All those little things fed into the excitement. Ducksy was in his prime and had huge support and other lads were desperate to beat him. It was some atmosphere.

Walsh’s run had to end somewhere. In 2001, Eoin Kennedy, a kid from the St Brigid’s club in Blanchardstown, emerged to take the throne.

“I started going in the late ’80s and there were some great games and great occasions. You had Ducksy and Walter [O’Connor] going at it and the Artane Boys Band used to be there and would help to create an unbelievable atmosphere,” recalled Kennedy this week.

The Cat with the sharpest claws was taken down on a night like no other. The place was wedged and everyone knew, the guard had changed.

“They were standing in the hallways and on the stairs. You literally couldn’t have gotten anyone else in. It was unbelievable,” recalls Kennedy.

Kennedy went on to dominate for the rest of the decade, going undefeated from ’04 to ‘09 before being usurped by now long-time rival Robbie McCarthy. But by then, the iconic venue’s lustre had faded.

A long-running dispute, which took over a decade to resolve, had seen finals moved out of Croke Park and McCarthy won most of his seven titles elsewhere. When they eventually returned, capacity was limited and the place had suffered from a lack of investment.

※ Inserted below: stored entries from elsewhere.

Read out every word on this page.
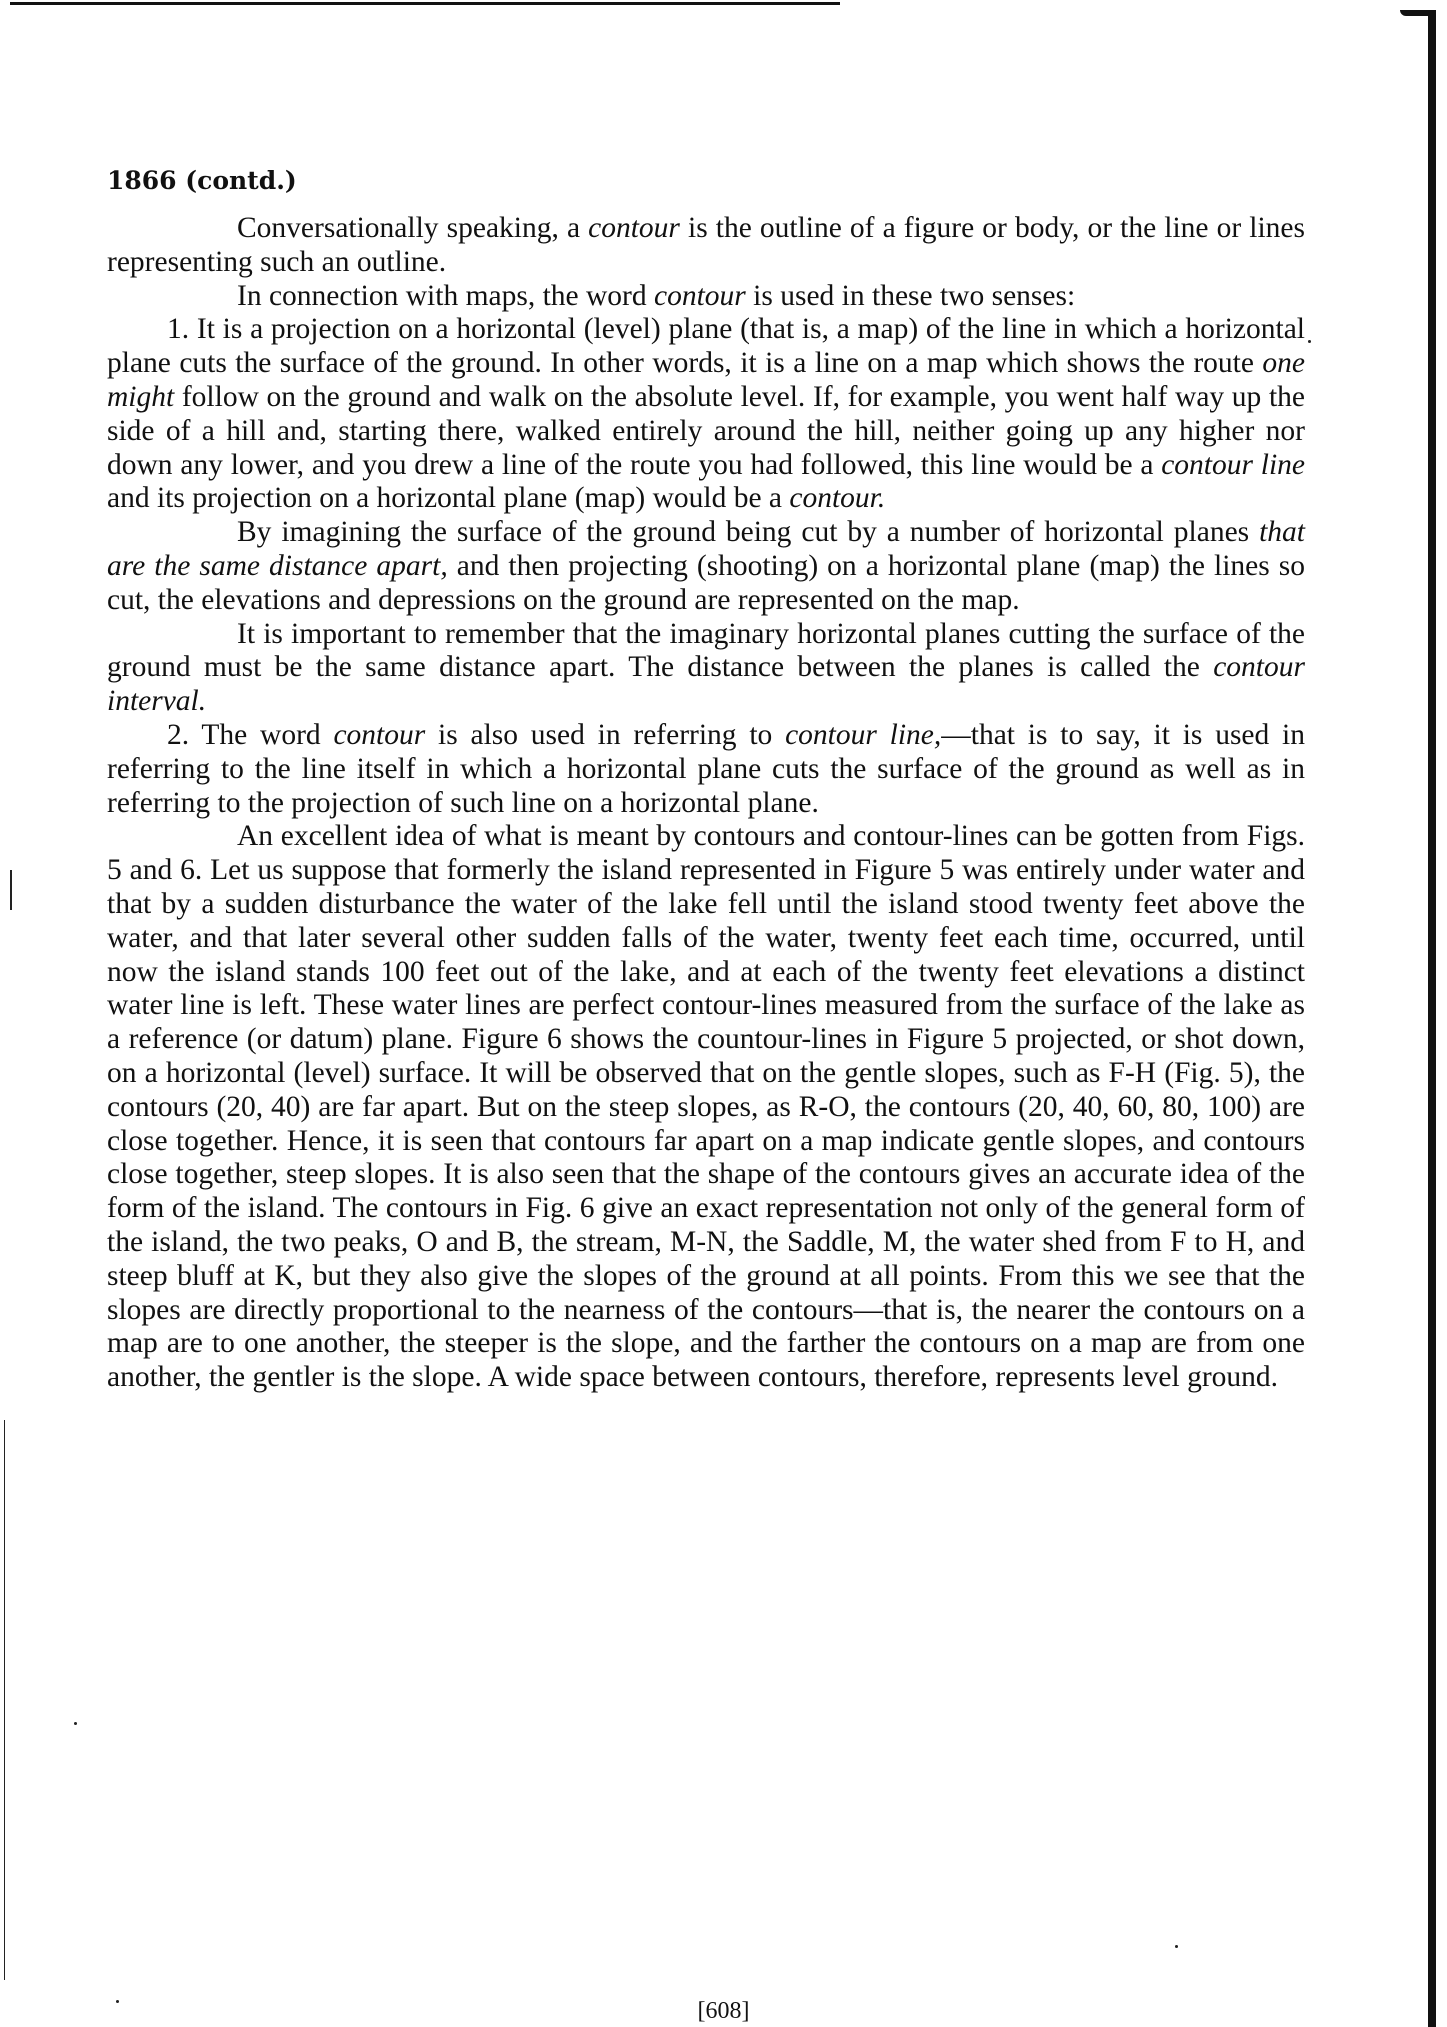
1866 (contd.)

Conversationally speaking, a contour is the outline of a figure or body, or the line or lines representing such an outline.

In connection with maps, the word contour is used in these two senses:

1. It is a projection on a horizontal (level) plane (that is, a map) of the line in which a horizontal plane cuts the surface of the ground. In other words, it is a line on a map which shows the route one might follow on the ground and walk on the absolute level. If, for example, you went half way up the side of a hill and, starting there, walked entirely around the hill, neither going up any higher nor down any lower, and you drew a line of the route you had followed, this line would be a contour line and its projection on a horizontal plane (map) would be a contour.

By imagining the surface of the ground being cut by a number of horizontal planes that are the same distance apart, and then projecting (shooting) on a horizontal plane (map) the lines so cut, the elevations and depressions on the ground are represented on the map.

It is important to remember that the imaginary horizontal planes cutting the surface of the ground must be the same distance apart. The distance between the planes is called the contour interval.

2. The word contour is also used in referring to contour line,—that is to say, it is used in referring to the line itself in which a horizontal plane cuts the surface of the ground as well as in referring to the projection of such line on a horizontal plane.

An excellent idea of what is meant by contours and contour-lines can be gotten from Figs. 5 and 6. Let us suppose that formerly the island represented in Figure 5 was entirely under water and that by a sudden disturbance the water of the lake fell until the island stood twenty feet above the water, and that later several other sudden falls of the water, twenty feet each time, occurred, until now the island stands 100 feet out of the lake, and at each of the twenty feet elevations a distinct water line is left. These water lines are perfect contour-lines measured from the surface of the lake as a reference (or datum) plane. Figure 6 shows the countour-lines in Figure 5 projected, or shot down, on a horizontal (level) surface. It will be observed that on the gentle slopes, such as F-H (Fig. 5), the contours (20, 40) are far apart. But on the steep slopes, as R-O, the contours (20, 40, 60, 80, 100) are close together. Hence, it is seen that contours far apart on a map indicate gentle slopes, and contours close together, steep slopes. It is also seen that the shape of the contours gives an accurate idea of the form of the island. The contours in Fig. 6 give an exact representation not only of the general form of the island, the two peaks, O and B, the stream, M-N, the Saddle, M, the water shed from F to H, and steep bluff at K, but they also give the slopes of the ground at all points. From this we see that the slopes are directly proportional to the nearness of the contours—that is, the nearer the contours on a map are to one another, the steeper is the slope, and the farther the contours on a map are from one another, the gentler is the slope. A wide space between contours, therefore, represents level ground.

[608]
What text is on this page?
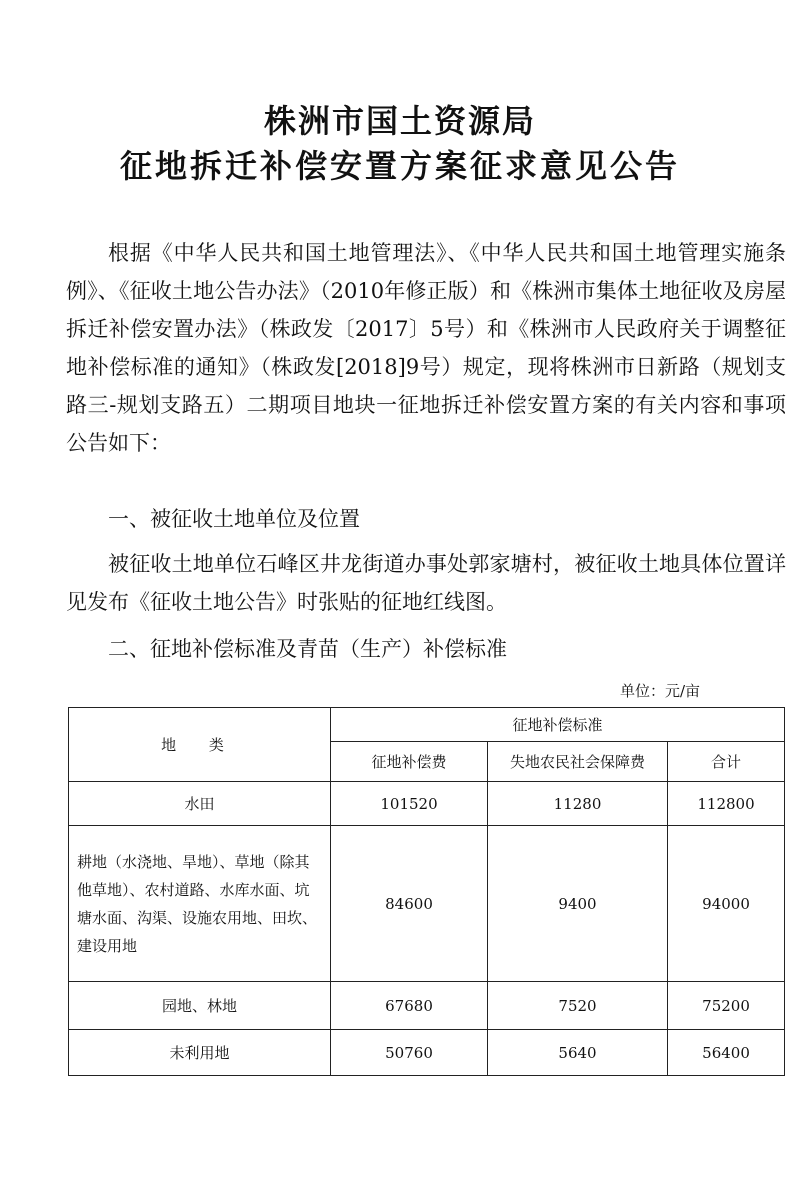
株洲市国土资源局
征地拆迁补偿安置方案征求意见公告

根据《中华人民共和国土地管理法》、《中华人民共和国土地管理实施条例》、《征收土地公告办法》（2010年修正版）和《株洲市集体土地征收及房屋拆迁补偿安置办法》（株政发〔2017〕5号）和《株洲市人民政府关于调整征地补偿标准的通知》（株政发[2018]9号）规定，现将株洲市日新路（规划支路三-规划支路五）二期项目地块一征地拆迁补偿安置方案的有关内容和事项公告如下：

一、被征收土地单位及位置

被征收土地单位石峰区井龙街道办事处郭家塘村，被征收土地具体位置详见发布《征收土地公告》时张贴的征地红线图。

二、征地补偿标准及青苗（生产）补偿标准
单位：元/亩
地 类	征地补偿标准		
	征地补偿费	失地农民社会保障费	合计
水田	101520	11280	112800
耕地（水浇地、旱地）、草地（除其他草地）、农村道路、水库水面、坑塘水面、沟渠、设施农用地、田坎、建设用地	84600	9400	94000
园地、林地	67680	7520	75200
未利用地	50760	5640	56400
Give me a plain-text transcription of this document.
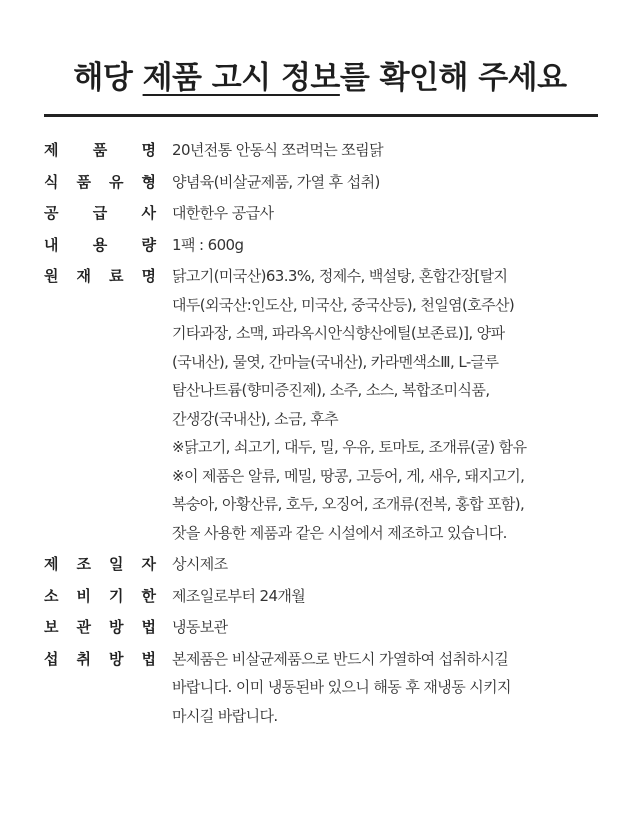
해당 제품 고시 정보를 확인해 주세요
제 품 명 20년전통 안동식 쪼려먹는 쪼림닭
식 품 유 형 양념육(비살균제품, 가열 후 섭취)
공 급 사 대한한우 공급사
내 용 량 1팩 : 600g
원 재 료 명 닭고기(미국산)63.3%, 정제수, 백설탕, 혼합간장[탈지
대두(외국산:인도산, 미국산, 중국산등), 천일염(호주산)
기타과장, 소맥, 파라옥시안식향산에틸(보존료)], 양파
(국내산), 물엿, 간마늘(국내산), 카라멘색소Ⅲ, L-글루
탐산나트륨(향미증진제), 소주, 소스, 복합조미식품,
간생강(국내산), 소금, 후추
※닭고기, 쇠고기, 대두, 밀, 우유, 토마토, 조개류(굴) 함유
※이 제품은 알류, 메밀, 땅콩, 고등어, 게, 새우, 돼지고기,
복숭아, 아황산류, 호두, 오징어, 조개류(전복, 홍합 포함),
잣을 사용한 제품과 같은 시설에서 제조하고 있습니다.
제 조 일 자 상시제조
소 비 기 한 제조일로부터 24개월
보 관 방 법 냉동보관
섭 취 방 법 본제품은 비살균제품으로 반드시 가열하여 섭취하시길
바랍니다. 이미 냉동된바 있으니 해동 후 재냉동 시키지
마시길 바랍니다.
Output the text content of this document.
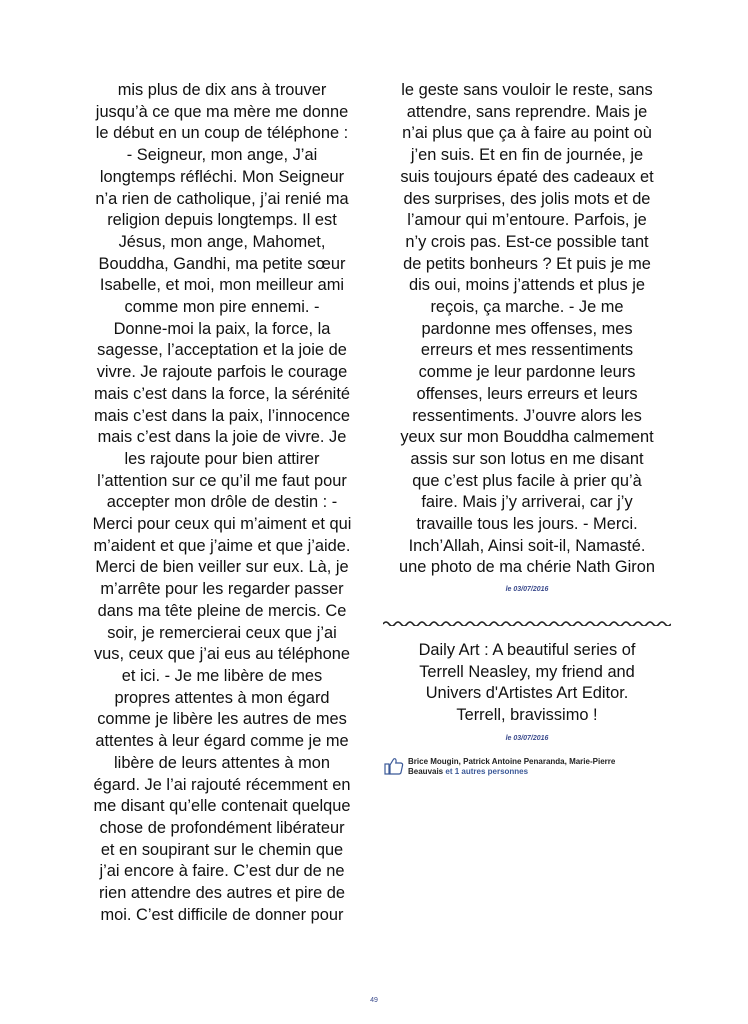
mis plus de dix ans à trouver

jusqu’à ce que ma mère me donne

le début en un coup de téléphone :

- Seigneur, mon ange, J’ai

longtemps réfléchi. Mon Seigneur

n’a rien de catholique, j’ai renié ma

religion depuis longtemps. Il est

Jésus, mon ange, Mahomet,

Bouddha, Gandhi, ma petite sœur

Isabelle, et moi, mon meilleur ami

comme mon pire ennemi. -

Donne-moi la paix, la force, la

sagesse, l’acceptation et la joie de

vivre. Je rajoute parfois le courage

mais c’est dans la force, la sérénité

mais c’est dans la paix, l’innocence

mais c’est dans la joie de vivre. Je

les rajoute pour bien attirer

l’attention sur ce qu’il me faut pour

accepter mon drôle de destin : -

Merci pour ceux qui m’aiment et qui

m’aident et que j’aime et que j’aide.

Merci de bien veiller sur eux. Là, je

m’arrête pour les regarder passer

dans ma tête pleine de mercis. Ce

soir, je remercierai ceux que j’ai

vus, ceux que j’ai eus au téléphone

et ici. - Je me libère de mes

propres attentes à mon égard

comme je libère les autres de mes

attentes à leur égard comme je me

libère de leurs attentes à mon

égard. Je l’ai rajouté récemment en

me disant qu’elle contenait quelque

chose de profondément libérateur

et en soupirant sur le chemin que

j’ai encore à faire. C’est dur de ne

rien attendre des autres et pire de

moi. C’est difficile de donner pour

le geste sans vouloir le reste, sans

attendre, sans reprendre. Mais je

n’ai plus que ça à faire au point où

j’en suis. Et en fin de journée, je

suis toujours épaté des cadeaux et

des surprises, des jolis mots et de

l’amour qui m’entoure. Parfois, je

n’y crois pas. Est-ce possible tant

de petits bonheurs ? Et puis je me

dis oui, moins j’attends et plus je

reçois, ça marche. - Je me

pardonne mes offenses, mes

erreurs et mes ressentiments

comme je leur pardonne leurs

offenses, leurs erreurs et leurs

ressentiments. J’ouvre alors les

yeux sur mon Bouddha calmement

assis sur son lotus en me disant

que c’est plus facile à prier qu’à

faire. Mais j’y arriverai, car j’y

travaille tous les jours. - Merci.

Inch’Allah, Ainsi soit-il, Namasté.

une photo de ma chérie Nath Giron

le 03/07/2016

Daily Art : A beautiful series of

Terrell Neasley, my friend and

Univers d'Artistes Art Editor.

Terrell, bravissimo !

le 03/07/2016

Brice Mougin, Patrick Antoine Penaranda, Marie-Pierre
Beauvais et 1 autres personnes
49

This evening, the walls will go silent again at some point after McCarthy and Kennedy — 40, now, and chasing just one more — finish up in the final Singles decider to take place in handball’s big house.

A new facility around the corner is nearing completion and hopes are high that it will herald a new dawn for the game, just as the opening of the original complex did 49 years ago.

And if handball history tells us anything, it’s that the next Ducksy, Lyng, or Kirby just might be watching from the gallery tonight, too.